Une exaspération sociale proche de son comble, un chef de l’Etat personnellement contesté… Le Mali traverse de sévères turbulences politiques, à un moment délicat de l’engagement international contre le jihadisme au Sahel. Un état des lieux.

– Le défi du 5 juin –

Des dizaines de milliers de Maliens sont descendus dans la rue ce jour-là à Bamako, à l’appel d’une alliance hétéroclite conduite par un influent leader religieux. Ils ont dit leur ras-le-bol, non seulement des « cortèges de morts » causées par la propagation des violences jihadistes et intercommunautaires, mais aussi de la « malgouvernance », de la « paupérisation » d’un pays déjà parmi les plus pauvres du monde, du délabrement des services de base et de la corruption. Les manifestants brandissaient des pancartes « IBK dégage ». Ibrahim Boubacar Keïta est le président depuis 2013.

Le même jour, 29 villageois étaient massacrés dans le centre du pays.

– Pourquoi maintenant ? –

La grogne est là depuis des mois. Mais les récentes législatives et la décision de la Cour constitutionnelle d’inverser une trentaine de résultats proclamés, dont une dizaine au profit de candidats du parti présidentiel, a exacerbé les frustrations. Dans un climat de défiance, les mécontents y ont vu une préfiguration de la présidentielle de 2023 et d’une impossible sortie de crise.

La pandémie de coronavirus a mis les nerfs encore plus à vif.

L’analyste politique Baba Dakono parle de « confluences des crises », mobilisant des militants anti-corruption, des représentants de la société civile ou encore des enseignants en conflit depuis des mois. Cette fois, les crises ne convergent plus vers le Premier ministre, comme en 2019, mais le plus haut personnage de l’Etat, allié de la communauté internationale et des acteurs du combat antijihadiste au Sahel.

– Un moment qui pourrait compter –

« La crise est d’une gravité extrême », dit l’analyste Ibrahim Maïga. « On savait que la colère était grande. Aujourd’hui, elle a un visage, elle a un porte-parole », en la personne de l’imam Dicko.

Le prêcheur rigoriste et patriote, figure éminente de la vie publique, assume désormais ouvertement son engagement politique et pourfend depuis des mois la « gouvernance catastrophique » du Mali. En 2019, il avait participé à la fronde contre le Premier ministre Soumeylou Boubèye Maïga, poussé à la démission. Il a pris cette fois la tête d’une alliance disparate que cimente l’hostilité au chef de l’Etat.

– Possible scénarios –

Le prêcheur lui-même ne demande pas ouvertement la démission du président et a laissé la porte ouverte au dialogue. Les spéculations vont bon train sur un prochain entretien entre le président et l’imam.

– Une démission du président est peu plausible, disent les experts.

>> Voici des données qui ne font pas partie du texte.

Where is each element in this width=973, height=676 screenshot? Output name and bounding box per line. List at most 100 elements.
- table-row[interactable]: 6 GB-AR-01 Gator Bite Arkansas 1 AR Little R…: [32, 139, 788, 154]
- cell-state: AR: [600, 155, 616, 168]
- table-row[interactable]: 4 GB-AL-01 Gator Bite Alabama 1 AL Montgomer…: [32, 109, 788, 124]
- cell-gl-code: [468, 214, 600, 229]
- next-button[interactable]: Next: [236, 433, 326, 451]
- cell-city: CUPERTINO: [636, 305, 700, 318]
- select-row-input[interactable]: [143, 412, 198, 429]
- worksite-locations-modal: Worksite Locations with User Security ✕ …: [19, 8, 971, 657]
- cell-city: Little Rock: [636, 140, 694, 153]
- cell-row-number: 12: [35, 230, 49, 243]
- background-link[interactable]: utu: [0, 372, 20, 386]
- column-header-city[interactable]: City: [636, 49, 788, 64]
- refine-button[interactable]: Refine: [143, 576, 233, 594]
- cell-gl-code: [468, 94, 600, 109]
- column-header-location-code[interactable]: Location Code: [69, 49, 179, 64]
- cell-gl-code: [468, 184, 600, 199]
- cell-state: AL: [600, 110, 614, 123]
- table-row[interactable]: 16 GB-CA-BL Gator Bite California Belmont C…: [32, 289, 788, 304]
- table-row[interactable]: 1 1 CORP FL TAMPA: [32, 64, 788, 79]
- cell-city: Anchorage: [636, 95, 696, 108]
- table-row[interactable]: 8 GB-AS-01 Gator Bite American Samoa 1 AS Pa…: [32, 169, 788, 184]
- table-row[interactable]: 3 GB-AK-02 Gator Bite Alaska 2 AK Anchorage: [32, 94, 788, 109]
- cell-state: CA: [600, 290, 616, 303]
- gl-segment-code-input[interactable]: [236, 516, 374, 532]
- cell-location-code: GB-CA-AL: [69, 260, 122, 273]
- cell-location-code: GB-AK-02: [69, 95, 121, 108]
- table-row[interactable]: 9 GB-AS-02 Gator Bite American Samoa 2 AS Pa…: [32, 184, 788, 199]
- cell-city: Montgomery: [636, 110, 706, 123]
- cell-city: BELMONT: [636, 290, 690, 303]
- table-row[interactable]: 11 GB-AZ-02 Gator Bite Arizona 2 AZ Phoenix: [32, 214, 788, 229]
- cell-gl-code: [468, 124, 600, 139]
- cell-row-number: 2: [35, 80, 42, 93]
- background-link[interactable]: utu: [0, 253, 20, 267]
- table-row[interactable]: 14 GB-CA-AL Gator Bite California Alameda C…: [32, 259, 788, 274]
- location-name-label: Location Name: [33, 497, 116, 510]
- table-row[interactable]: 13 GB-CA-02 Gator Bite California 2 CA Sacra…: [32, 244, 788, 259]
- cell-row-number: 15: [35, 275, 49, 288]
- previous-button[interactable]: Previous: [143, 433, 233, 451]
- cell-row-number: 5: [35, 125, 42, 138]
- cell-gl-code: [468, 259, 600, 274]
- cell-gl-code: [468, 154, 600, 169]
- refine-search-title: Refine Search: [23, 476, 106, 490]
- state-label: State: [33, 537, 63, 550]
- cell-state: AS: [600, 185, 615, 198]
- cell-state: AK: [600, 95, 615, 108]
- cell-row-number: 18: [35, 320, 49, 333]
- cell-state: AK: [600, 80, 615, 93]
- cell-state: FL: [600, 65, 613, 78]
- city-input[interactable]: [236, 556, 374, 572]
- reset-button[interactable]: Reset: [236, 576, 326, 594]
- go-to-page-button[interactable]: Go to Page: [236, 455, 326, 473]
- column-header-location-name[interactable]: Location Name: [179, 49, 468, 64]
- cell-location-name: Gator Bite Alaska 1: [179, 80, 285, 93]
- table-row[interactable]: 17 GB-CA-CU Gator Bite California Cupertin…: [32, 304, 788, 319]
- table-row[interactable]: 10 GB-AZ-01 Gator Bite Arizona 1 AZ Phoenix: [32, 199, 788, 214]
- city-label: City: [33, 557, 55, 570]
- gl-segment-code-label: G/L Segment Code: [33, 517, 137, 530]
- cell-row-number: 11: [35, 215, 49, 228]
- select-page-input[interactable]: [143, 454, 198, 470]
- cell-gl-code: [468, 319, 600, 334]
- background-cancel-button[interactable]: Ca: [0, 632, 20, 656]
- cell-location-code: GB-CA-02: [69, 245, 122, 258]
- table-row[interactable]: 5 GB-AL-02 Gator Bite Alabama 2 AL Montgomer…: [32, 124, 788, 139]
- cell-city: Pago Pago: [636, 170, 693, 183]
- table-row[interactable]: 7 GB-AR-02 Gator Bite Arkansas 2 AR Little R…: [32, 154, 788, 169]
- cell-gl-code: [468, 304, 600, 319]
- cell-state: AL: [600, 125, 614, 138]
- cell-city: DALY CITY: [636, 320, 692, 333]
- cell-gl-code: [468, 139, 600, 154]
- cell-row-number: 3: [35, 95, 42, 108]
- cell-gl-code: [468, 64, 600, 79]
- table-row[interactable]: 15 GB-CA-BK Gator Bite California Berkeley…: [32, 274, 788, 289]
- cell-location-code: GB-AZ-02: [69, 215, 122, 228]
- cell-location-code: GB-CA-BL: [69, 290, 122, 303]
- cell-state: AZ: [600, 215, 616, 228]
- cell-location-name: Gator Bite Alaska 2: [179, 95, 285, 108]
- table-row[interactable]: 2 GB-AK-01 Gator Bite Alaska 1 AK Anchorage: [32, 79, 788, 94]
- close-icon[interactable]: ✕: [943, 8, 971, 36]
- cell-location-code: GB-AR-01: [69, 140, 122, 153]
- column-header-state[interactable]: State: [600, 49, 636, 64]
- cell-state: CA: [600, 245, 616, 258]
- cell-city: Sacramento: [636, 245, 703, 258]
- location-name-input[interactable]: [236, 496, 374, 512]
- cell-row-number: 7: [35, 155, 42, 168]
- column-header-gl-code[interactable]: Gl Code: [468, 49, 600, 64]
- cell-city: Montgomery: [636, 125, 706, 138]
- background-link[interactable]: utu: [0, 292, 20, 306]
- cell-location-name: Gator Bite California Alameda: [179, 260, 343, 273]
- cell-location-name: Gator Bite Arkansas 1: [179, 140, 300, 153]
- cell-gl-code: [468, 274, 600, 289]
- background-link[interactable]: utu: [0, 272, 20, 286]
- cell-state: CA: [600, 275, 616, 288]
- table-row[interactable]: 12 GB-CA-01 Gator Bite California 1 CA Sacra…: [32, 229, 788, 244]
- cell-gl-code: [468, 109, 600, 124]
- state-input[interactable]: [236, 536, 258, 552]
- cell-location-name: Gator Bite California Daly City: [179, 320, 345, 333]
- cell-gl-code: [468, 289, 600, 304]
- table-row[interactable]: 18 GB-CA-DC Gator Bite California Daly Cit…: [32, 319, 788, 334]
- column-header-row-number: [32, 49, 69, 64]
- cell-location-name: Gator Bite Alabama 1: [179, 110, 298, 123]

– Une dissolution du Parlement « n’est envisageable que si IBK sent que sa survie (politique) est en danger », estime l’analyste Maïga.

– L’hypothèse de la nomination d’un nouveau Premier ministre est écartée, au moins provisoirement. L’actuel chef de gouvernement Boubou Cissé a présenté sa démission cette semaine, selon l’usage après les législatives. Le président l’a reconduit sans lui faire jouer le rôle de fusible. Un signe possible de fermeté présidentielle. Mais le nouveau gouvernement peut aussi être l’occasion de jouer l’ouverture.

– Le pire pas exclu –

« Le pire scénario, ce serait prendre le risque de remettre la foule dans la rue », dit Baba Dakono. Tout le monde, y compris les manifestants, a à l’esprit le spectre de 2012 et du putsch qui a précipité le Mali dans une spirale toujours en cours, rappelle Ibrahim Maïga.

Il note que les meneurs ont le contrôle du mouvement. Et beaucoup de forces sont à l’oeuvre pour dissiper les tensions. « Je ne suis pas quelqu’un qui casse mon pays ou qui mets le feu dans mon pays », a assuré l’imam Dicko à Radio France Internationale.

Les partisans du président ont annulé une contre-manifestation en sa faveur. En revanche, l’alliance de l’imam Dicko pourrait annoncer samedi la date de son prochain rassemblement.

La Mission de l’ONU au Mali et les organisations africaines ont joué les bons offices en rencontrant séparément MM. Keïta et Dicko.

« Personne ne souhaite qu’une crise institutionnelle se rajoute à la crise sécuritaire parce que le risque est trop grand que tout s’effondre », souligne Ibrahim Maïga.